Kill your darlings. Not as a hard-and-fast rule, but a guideline to double check yourself. If you feel inordinately proud of your own cleverness, there’s a real chance you’re being too cute.
What’s the thing you read when you want to remember how to write?
I know this is the most obvious cliché, but Joan Didion. Pick an essay. She’s just an incredible writer, on a sentence level. She’s so good that zillions of young liberals seem to have never really picked up on the fact that she was a conservative. She’s so good that she makes it genuinely pleasurable to read things I vehemently disagree with on an ideological level. Hard to be a better prose stylist than that.
What’s a writing strategy you’ve developed that’s worked for you?
Just start writing. It doesn’t have to be perfect from the jump, just get the thought in your head down on the paper, and then the next one. Explain it to the reader like you’re explaining it to yourself, even if it sounds dumb, even if you rewrite it later, even if it just ends up being a really verbose outline of the eventual thing. Editing — or even completely rewriting — is a million times easier than writing something for the first time, so do whatever you can do to pull yourself to the other side of that draft.
What do you do with all the writing ideas that pop into your head? Where do they go?
I generate a lot of story ideas, and they are sort of… everywhere. They are in my Notes app, they are in my day planner next to my laptop, they are in a series of notebooks next to my day planner. The really good ones, I Slack to Paul, my editor, whenever they pop into my head. He will usually tell me to put them in a Google Doc we have for my story ideas, I think with the understanding that I am probably not going to do that. But then they are in Slack history, and they are in Paul’s head.
Do you actively think about ways to grow your audience? If so, how? If not, why?

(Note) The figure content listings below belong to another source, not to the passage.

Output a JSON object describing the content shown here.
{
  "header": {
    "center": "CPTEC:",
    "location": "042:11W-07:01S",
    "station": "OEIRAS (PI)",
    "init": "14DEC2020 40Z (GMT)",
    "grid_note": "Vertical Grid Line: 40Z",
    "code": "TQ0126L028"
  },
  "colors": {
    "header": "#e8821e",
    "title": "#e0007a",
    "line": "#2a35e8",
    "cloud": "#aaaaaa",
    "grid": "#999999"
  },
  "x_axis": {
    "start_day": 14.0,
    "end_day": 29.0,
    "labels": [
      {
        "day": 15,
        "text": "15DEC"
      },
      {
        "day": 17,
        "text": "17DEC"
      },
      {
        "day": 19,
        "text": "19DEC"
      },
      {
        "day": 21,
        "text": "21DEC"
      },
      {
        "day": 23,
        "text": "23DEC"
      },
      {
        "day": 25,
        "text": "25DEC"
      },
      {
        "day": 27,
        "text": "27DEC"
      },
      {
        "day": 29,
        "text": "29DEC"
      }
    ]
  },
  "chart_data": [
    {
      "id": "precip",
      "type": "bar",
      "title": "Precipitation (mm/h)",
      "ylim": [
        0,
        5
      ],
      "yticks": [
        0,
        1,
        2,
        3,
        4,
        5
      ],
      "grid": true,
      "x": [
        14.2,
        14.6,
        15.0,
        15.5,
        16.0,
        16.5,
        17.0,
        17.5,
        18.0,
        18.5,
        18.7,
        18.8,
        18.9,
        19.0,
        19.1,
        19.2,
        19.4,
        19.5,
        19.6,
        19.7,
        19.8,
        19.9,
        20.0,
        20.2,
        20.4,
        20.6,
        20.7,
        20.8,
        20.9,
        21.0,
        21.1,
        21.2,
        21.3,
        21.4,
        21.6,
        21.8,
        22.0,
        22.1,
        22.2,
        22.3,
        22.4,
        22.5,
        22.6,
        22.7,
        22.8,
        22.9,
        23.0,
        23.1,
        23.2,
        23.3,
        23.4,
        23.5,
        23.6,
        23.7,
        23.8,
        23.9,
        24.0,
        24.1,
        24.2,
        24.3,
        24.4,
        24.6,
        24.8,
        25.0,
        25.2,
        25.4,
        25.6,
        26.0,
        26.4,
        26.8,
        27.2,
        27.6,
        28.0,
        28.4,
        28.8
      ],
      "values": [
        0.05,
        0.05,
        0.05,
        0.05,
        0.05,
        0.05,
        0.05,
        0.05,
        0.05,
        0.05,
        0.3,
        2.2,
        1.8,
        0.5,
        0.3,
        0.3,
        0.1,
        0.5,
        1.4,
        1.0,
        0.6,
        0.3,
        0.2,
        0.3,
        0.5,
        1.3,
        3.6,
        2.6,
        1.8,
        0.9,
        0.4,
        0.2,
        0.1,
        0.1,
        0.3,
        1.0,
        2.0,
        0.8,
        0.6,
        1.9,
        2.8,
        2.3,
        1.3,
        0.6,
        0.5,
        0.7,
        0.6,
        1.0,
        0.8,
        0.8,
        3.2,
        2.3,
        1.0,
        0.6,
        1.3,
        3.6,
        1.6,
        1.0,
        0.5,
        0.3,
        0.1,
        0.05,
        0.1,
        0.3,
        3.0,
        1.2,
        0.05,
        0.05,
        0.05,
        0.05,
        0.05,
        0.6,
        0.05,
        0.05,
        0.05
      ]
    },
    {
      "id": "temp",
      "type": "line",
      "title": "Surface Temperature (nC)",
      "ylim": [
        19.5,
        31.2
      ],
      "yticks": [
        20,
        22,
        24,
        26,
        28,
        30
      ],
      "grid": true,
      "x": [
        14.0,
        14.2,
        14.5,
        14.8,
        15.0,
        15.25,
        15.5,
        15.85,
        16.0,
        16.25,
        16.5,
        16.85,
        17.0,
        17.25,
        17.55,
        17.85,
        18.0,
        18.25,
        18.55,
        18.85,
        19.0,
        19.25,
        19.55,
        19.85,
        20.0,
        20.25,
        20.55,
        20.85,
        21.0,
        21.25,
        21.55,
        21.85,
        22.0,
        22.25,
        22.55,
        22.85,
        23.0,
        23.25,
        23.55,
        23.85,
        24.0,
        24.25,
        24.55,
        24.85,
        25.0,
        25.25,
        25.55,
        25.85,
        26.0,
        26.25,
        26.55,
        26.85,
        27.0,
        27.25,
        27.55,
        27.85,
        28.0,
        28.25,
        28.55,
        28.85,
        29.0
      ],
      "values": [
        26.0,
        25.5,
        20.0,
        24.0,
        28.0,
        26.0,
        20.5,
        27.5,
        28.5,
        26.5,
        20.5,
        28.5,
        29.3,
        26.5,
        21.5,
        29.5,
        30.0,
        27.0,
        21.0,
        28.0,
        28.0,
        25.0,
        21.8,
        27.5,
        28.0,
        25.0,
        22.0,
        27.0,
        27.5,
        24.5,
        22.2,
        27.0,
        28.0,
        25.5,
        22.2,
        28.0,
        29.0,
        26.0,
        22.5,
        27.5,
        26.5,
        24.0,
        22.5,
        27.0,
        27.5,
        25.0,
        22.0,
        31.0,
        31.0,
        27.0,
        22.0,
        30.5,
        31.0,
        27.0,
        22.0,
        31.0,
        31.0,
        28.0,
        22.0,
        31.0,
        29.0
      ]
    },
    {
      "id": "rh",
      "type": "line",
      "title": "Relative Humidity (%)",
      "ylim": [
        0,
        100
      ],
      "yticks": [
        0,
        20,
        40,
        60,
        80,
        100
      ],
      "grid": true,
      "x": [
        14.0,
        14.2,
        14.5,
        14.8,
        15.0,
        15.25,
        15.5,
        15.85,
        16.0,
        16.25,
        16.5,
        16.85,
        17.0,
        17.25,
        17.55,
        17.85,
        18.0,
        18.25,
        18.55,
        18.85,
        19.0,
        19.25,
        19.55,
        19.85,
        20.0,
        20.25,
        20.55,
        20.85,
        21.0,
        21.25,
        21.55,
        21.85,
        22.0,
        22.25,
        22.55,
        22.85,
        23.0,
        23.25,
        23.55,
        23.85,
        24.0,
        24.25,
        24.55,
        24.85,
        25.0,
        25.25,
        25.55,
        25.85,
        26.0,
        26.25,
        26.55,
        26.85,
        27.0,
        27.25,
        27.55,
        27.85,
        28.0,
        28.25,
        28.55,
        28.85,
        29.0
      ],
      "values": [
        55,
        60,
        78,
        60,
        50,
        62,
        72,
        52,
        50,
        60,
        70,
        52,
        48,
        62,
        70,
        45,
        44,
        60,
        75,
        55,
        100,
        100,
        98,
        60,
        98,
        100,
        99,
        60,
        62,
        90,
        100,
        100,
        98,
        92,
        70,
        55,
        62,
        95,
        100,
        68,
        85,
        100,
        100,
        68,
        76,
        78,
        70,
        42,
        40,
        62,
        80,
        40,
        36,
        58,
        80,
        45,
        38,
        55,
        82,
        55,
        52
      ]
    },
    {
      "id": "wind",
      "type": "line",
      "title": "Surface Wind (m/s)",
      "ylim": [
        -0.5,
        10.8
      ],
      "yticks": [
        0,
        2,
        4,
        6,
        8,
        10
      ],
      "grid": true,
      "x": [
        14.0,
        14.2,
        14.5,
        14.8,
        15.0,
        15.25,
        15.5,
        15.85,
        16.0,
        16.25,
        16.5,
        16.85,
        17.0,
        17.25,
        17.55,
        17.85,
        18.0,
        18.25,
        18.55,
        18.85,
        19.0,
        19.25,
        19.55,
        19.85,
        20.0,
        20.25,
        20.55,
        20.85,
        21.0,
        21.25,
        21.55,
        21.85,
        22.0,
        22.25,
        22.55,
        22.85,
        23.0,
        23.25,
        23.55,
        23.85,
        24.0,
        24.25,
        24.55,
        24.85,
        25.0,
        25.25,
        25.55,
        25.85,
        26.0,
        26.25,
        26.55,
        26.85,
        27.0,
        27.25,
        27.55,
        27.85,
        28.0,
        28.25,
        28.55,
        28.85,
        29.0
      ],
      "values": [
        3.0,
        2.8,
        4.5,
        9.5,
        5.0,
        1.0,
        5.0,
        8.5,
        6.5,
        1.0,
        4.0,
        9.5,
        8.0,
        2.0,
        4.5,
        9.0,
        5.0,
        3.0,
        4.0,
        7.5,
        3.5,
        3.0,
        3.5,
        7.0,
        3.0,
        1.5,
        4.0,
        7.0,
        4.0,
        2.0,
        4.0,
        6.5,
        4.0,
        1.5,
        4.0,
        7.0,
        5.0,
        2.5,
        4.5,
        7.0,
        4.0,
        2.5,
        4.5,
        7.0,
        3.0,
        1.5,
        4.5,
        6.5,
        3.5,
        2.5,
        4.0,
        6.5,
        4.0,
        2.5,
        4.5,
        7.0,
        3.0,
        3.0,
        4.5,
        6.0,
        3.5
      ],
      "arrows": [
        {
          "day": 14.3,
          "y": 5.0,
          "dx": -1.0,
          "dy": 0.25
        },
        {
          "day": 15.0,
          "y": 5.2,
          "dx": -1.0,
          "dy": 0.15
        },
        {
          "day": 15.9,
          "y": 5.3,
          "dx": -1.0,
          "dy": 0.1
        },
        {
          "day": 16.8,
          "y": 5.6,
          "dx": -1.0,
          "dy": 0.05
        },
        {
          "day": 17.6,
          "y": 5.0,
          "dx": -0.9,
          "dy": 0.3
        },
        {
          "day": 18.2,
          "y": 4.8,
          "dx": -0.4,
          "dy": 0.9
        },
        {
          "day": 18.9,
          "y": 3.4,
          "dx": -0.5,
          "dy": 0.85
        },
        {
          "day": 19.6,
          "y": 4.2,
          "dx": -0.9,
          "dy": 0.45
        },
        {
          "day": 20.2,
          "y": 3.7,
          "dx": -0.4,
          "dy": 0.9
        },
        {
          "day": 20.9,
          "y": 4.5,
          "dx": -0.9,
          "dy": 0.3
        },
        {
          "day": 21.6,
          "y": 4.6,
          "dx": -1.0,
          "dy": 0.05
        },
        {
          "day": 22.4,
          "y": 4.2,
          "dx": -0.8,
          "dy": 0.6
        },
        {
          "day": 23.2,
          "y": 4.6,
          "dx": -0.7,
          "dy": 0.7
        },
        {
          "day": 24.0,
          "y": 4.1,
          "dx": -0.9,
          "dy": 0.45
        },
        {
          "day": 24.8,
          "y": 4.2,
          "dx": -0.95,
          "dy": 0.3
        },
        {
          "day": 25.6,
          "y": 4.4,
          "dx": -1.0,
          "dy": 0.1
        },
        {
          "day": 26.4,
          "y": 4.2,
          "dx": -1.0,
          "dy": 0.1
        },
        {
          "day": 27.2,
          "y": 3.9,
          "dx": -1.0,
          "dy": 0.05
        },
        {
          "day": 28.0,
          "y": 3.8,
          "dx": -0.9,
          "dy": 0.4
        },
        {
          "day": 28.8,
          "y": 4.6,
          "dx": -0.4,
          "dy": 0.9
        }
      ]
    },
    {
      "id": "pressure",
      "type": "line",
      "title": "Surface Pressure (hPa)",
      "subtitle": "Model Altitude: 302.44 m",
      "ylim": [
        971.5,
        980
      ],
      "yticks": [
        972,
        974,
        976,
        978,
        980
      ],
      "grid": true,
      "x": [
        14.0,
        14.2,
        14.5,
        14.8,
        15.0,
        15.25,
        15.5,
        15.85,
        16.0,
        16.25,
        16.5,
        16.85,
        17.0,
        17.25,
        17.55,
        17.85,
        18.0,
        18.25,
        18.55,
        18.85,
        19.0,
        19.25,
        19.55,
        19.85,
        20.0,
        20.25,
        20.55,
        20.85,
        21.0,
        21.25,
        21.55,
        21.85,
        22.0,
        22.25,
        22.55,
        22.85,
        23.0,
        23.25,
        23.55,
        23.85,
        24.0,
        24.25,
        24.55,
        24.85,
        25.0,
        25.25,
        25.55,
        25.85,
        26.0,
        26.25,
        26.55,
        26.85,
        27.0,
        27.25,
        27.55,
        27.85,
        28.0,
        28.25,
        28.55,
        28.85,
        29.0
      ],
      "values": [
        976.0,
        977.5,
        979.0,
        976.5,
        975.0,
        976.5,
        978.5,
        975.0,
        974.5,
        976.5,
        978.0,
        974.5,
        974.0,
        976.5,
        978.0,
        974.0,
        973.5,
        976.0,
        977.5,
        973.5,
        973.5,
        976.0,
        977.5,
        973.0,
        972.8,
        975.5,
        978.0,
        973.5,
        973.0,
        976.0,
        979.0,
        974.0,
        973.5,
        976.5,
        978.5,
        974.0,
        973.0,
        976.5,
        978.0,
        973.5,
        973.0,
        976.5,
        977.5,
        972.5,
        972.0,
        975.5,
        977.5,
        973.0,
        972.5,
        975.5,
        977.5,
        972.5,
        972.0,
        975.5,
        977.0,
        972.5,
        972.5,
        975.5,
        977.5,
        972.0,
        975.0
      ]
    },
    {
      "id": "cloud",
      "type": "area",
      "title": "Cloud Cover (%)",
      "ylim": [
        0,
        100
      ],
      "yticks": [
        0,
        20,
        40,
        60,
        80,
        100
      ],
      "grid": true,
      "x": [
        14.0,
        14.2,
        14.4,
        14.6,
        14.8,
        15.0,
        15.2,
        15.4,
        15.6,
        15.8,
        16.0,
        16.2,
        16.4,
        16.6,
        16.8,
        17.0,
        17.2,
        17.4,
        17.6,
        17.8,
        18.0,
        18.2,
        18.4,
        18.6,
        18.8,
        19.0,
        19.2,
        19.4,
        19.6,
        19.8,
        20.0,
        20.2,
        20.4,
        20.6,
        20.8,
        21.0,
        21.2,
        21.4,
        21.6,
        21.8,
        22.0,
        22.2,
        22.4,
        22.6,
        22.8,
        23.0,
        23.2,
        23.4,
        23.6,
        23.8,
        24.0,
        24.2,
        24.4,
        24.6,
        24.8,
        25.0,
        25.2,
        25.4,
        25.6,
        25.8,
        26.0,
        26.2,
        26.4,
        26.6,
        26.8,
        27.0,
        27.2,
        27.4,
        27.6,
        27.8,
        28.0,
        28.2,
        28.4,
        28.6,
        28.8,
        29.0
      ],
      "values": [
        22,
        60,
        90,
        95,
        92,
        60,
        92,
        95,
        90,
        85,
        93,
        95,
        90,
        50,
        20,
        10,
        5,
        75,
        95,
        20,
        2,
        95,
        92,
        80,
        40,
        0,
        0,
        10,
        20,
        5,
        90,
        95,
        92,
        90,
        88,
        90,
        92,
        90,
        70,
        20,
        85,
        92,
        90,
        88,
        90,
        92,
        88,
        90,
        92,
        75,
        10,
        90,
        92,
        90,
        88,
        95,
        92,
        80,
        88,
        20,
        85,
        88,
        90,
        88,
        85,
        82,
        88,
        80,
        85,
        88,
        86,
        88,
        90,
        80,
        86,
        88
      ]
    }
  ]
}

No. I write because I want to explore things that I think are interesting or important, and if I’m right and I make my case then hopefully the people who read it will trust me the next time I ask them to read something, and maybe they will share it with someone else. Even during my years of freelancing, when I had a regular day job to pay my bills, my attitude was always that writing takes a lot out of me, mentally and emotionally, and it’s only worth it if I’m able to do it on my terms. So if there’s an audience for it, great. If not, I was pretty good at selling appliances, and people are always needing new appliances.
What’s your one tip (that doesn’t get discussed) for a writer trying to improve in 2022?
There is enormous value in listening to and understanding how people talk. The worst writing feels written — in the words themselves, you can feel the agony of the work’s creation. Good writing feels like someone is talking to you from the page. There’s a confidence to it, an ease that comes from understanding how real people communicate with each other, how their sentences round out, how they move between ideas.
Is there a thing you’ve written and have actually enjoyed going back and reading?
I got really obsessed with the boat that got stuck in the Suez Canal last year. Work let me write a blog about why I loved the big boat, which was really sort of about how thrilling I find it when the netherworld of global logistics accidentally makes itself visible to the people who aren’t supposed to notice it. For some reason, I ended up rereading it about a month ago, and not only do I think it’s actually a pretty good quick-and-dirty overview of how containerization changed the world, it’s also got one or two genuinely good jokes in it.